Farmers Branch Immigration Ordinance Loses In Appeals Court
A federal appeals court has upheld a lower court ruling that stopped a ban on renting to illegal immigrants in Farmers Branch. KERA’s BJ Austin says the city must now decide if it will continue the expensive legal battle.
The 5th U.S. Circuit Court of Appeals ruled that the ordinance passed by Farmers Branch overstepped the town's authority. Opponents had argued all along the way that immigration enforcement is the sole responsibility of the federal government.
Passed in 2008, the Farmers Branch ordinance required an immigration check of anyone wanting to rent.
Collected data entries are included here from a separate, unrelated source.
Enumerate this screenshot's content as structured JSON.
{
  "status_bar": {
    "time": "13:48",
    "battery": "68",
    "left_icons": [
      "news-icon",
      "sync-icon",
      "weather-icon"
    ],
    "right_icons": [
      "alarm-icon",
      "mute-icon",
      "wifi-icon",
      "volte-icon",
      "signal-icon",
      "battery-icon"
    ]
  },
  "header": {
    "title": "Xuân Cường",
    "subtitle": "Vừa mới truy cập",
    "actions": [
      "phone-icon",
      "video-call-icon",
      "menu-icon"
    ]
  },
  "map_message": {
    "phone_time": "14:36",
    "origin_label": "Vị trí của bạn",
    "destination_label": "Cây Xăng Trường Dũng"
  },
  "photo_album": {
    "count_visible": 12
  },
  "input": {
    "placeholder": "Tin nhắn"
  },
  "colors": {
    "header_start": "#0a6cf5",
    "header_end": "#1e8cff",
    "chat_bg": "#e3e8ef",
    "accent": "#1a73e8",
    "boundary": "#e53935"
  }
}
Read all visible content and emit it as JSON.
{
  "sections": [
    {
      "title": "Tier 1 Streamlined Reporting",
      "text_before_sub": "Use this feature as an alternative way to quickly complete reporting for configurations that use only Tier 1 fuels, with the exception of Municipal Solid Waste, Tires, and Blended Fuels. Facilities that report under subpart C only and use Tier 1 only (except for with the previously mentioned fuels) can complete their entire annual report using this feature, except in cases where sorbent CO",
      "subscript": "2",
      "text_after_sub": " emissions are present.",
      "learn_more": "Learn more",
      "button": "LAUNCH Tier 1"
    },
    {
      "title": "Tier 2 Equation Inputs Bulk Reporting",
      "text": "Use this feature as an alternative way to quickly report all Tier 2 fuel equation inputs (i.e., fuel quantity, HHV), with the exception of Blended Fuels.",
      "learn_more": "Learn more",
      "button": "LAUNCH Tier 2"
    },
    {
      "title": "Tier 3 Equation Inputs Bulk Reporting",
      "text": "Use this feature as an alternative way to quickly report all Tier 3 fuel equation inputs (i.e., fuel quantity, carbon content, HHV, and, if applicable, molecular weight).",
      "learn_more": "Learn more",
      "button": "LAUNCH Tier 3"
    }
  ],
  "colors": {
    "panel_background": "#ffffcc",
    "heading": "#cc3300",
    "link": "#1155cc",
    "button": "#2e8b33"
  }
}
Illegal immigrants would be barred, and landlords who knowingly allowed them to stay could have their rental licenses revoked.
Farmers Branch Mayor Bill Glancy says the City Council was trying to “do things that it feels is what the country is all about” and he says that includes being a “law abiding community.” He says council members will talk with attorneys before deciding if they’ll take the case to the U.S. Supreme Court.
Glancy: You know we’ve benefited over the years from a lot of other cities fighting battles where they went through a big court battle to sustain what is legal and not legal when dealing with issues. And so, I guess the city has ended up being the person that carries the torch on this issue. And I think, you know, if the ordinance is ever upheld by the courts, I’m sure a lot of other cities would probably jump on it and adopt the ordinance.
So far, Farmers Branch has spent at least four million dollars defending the ordinance.